Previous studies measuring total macular thickness in children has shown a difference according to ethnicity [18]. A more recent study in a large adult Asian cohort showed a significant difference in macular GCL thickness in different ethnic groups where Chinese adults had in average 3.3 μm thicker GCL than adults from Indian heritage [19]. It is possible that different ethnicity could be an explanation to the difference in average thickness in the different studies performed with the same type of OCT device. Our narrow inclusion criteria of +/− 3D may account for this disparity compared to the Asian studies with our participants on average being slightly hyperopic.

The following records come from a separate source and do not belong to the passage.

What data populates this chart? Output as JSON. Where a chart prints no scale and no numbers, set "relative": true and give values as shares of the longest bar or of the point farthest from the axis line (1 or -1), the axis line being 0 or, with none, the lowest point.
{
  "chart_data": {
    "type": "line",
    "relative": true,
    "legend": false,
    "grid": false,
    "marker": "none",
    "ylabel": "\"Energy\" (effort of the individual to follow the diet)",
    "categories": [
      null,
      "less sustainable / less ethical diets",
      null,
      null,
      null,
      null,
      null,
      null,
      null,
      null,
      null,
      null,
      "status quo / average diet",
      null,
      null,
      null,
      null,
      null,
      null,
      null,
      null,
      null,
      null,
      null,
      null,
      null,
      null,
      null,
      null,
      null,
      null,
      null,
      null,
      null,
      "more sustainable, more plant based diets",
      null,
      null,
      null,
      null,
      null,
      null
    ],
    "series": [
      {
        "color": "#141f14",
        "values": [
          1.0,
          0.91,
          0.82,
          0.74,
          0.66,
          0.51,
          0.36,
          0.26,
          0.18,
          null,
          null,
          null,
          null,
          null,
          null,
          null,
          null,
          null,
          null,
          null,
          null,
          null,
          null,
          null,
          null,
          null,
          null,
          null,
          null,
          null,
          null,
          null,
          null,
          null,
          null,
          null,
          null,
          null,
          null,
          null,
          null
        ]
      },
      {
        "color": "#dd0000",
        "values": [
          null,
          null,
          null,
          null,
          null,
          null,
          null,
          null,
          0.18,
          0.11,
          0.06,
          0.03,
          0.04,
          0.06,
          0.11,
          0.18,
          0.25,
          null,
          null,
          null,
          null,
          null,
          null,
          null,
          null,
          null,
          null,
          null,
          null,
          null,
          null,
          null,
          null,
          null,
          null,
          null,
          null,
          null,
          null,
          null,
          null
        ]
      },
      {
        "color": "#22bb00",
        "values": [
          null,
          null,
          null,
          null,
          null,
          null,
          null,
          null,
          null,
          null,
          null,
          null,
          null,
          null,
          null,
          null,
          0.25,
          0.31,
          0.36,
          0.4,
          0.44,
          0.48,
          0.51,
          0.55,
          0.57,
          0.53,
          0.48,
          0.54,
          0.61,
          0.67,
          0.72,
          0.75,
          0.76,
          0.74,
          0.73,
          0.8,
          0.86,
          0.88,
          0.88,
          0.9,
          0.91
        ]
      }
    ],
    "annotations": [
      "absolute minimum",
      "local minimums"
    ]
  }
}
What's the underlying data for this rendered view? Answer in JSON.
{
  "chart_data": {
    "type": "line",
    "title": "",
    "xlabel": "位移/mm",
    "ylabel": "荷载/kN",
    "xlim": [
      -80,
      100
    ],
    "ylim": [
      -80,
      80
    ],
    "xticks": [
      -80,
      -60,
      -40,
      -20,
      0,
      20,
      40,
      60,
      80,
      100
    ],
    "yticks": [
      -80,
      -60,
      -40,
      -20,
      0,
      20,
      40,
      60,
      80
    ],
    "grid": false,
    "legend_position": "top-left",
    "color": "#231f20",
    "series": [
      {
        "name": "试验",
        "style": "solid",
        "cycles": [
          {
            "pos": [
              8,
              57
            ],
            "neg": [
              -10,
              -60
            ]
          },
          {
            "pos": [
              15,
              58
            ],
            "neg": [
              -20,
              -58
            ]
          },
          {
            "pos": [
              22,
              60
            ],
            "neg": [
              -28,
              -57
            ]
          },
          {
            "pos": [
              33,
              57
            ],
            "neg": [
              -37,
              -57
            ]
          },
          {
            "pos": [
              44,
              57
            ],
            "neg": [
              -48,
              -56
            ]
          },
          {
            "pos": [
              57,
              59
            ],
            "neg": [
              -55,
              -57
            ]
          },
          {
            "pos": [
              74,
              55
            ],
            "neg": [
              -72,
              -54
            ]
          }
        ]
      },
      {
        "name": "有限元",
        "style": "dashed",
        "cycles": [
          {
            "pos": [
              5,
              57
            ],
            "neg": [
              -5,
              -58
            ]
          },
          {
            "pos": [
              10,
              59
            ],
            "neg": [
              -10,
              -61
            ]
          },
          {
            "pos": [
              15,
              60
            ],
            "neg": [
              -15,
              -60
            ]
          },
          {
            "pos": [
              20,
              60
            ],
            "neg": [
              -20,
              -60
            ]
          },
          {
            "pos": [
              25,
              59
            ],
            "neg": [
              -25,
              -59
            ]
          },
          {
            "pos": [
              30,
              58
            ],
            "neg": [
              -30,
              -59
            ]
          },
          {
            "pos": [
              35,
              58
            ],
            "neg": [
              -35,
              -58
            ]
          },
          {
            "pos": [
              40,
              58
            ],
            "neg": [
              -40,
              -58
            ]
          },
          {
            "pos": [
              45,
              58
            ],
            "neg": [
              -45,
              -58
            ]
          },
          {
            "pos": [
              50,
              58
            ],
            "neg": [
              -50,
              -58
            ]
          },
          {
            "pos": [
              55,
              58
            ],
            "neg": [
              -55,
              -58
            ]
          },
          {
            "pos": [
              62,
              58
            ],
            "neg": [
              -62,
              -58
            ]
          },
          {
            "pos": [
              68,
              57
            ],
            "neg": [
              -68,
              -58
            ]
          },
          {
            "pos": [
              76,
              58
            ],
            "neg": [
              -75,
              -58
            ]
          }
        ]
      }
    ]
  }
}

In the present study almost, all children were able to perform at least two and often three macula OCT-measurements and the repeatability between the different measurements were particularly good. Similar results were presented by Muñoz-Gallego et al. however using spectral domain OCT [20]. This indicates that OCT measurements of GCL in the macula is a reliable method and well tolerated in children. The GCL is demonstrating a link between morphology and function when it comes to visual field sensitivity [10]. In children where visual field testing can be challenging a repeated examination over time can be of diagnostic and therapeutical value in patients with optic or central nervous system diseases affecting the visual pathway. This can further make intervention possible before subjective detectable function loss is apparent. Possible diseases suitable to may be optic pathway gliomas as showed by Gu et al. [21] or for screening purposes in neurofibromatosis. Neurologic lesions to the central nervous system affecting the visual pathway can hypothetically be visualized in the retina of children as with adults. In the future modern approaches such as deep learning algorithms can possibly be used to predict loss of central visual field from macular OCT cubes in diseases affecting the visual pathways [22].

Conclusions

In this study we present normative data of macular GCL in healthy children with normal refraction, spherical equivalent mean:1.13 (sd:0.66) dioptre and normal visual acuity Logmar, mean: 0,015 (sd:0,05) using swept source OCT. The OCT measurements of macula GCL showed good CV and ICC.

The results show reliable measurements which is easy to perform for most children. Further studies will show how we can use the information obtained from macular GCL in diagnosis and follow up of different diseases. Updated normative data for comparison, suited for the intended population of interest, is paramount. We also propose additional fixation targets adapted for children in OCT-devices to increase interest and fixation time during examination.